The cast is a mixture of professional and amateur actors, like all my films. For the main role of Arthur, I was initially looking for an older actor, but was having no luck. Around that time, Josh O’Connor wrote to me because he had seen and liked Happy As Lazzaro. When we met, I saw the nostalgia, the gentleness, the longing in him, which was just what the character needed. Arthur is angry and violent but he is also very gentle, so I rewrote the character for Josh. He gave so much during the shoot; he gave so much encouragement to, and had so much patience with, the actors playing the tombaroli who had never performed before.

My sister Alba has a cameo with a very different character to the other roles she has played in my films. I had wanted to work with Isabella Rossellini for years because I admire her as an actor and as a woman, and because of her family background — her parents [Roberto Rossellini and Ingrid Bergman] are two icons of cinema. Carol Duarte was cast just a few days before filming began. I was watching Invisible Life with the cinematographer because we were researching lenses and I thought, “Yes, Carol!”

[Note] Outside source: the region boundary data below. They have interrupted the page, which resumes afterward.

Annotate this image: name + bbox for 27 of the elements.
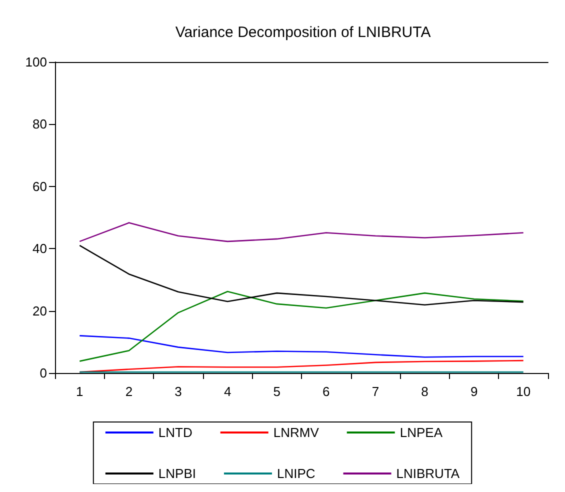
x-tick-label: 8 xyxy=(421,384,428,399)
x-tick-label: 9 xyxy=(470,384,478,399)
x-tick-label: 10 xyxy=(516,384,531,399)
line-series xyxy=(79,222,524,242)
line-series xyxy=(79,335,524,358)
y-tick-label: 80 xyxy=(32,116,47,132)
y-tick-label: 100 xyxy=(25,54,47,70)
y-tick-label: 40 xyxy=(32,241,47,256)
legend-label: LNIBRUTA xyxy=(396,466,460,481)
chart-title: Variance Decomposition of LNIBRUTA xyxy=(175,24,431,41)
x-tick-label: 3 xyxy=(174,384,182,399)
x-tick-label: 2 xyxy=(125,384,133,399)
x-tick-label: 1 xyxy=(76,384,84,399)
x-tick-label: 6 xyxy=(322,384,330,399)
legend-label: LNPBI xyxy=(158,466,196,481)
legend-label: LNTD xyxy=(158,425,192,440)
x-tick-label: 7 xyxy=(372,384,380,399)
line-series xyxy=(79,290,524,362)
legend-label: LNPEA xyxy=(400,425,443,440)
legend-label: LNIPC xyxy=(276,466,316,481)
y-tick-label: 60 xyxy=(32,178,47,194)
x-tick-label: 5 xyxy=(273,384,280,399)
y-tick-label: 20 xyxy=(32,303,47,318)
legend-label: LNRMV xyxy=(273,425,320,440)
line-series xyxy=(79,244,524,306)
y-tick-label: 0 xyxy=(40,366,47,380)
x-tick-label: 4 xyxy=(224,384,232,399)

You’ve been to Cannes many times now. Do you have a favourite memory of the festival?

Every time I go to Cannes it’s like the first time for me. It’s a festival I love very much for its great role in protecting cinema. One lovely memory is walking home very late one night along an almost deserted Croisette. My heels were killing me — I only wear heels once every five years — so I took them off and then bumped into Agnes Varda. That barefoot walk along the Croisette with Agnes, which kicked off a great friendship, is a very cherished memory.

Do you have a favourite Palme d’Or winner?

Ermanno Olmi’s The Tree Of Wooden Clogs. I remember seeing the film on video as a child and being awestruck by the logo before the opening credits: “Palme d’Or for best film, Cannes Film Festival 1978.”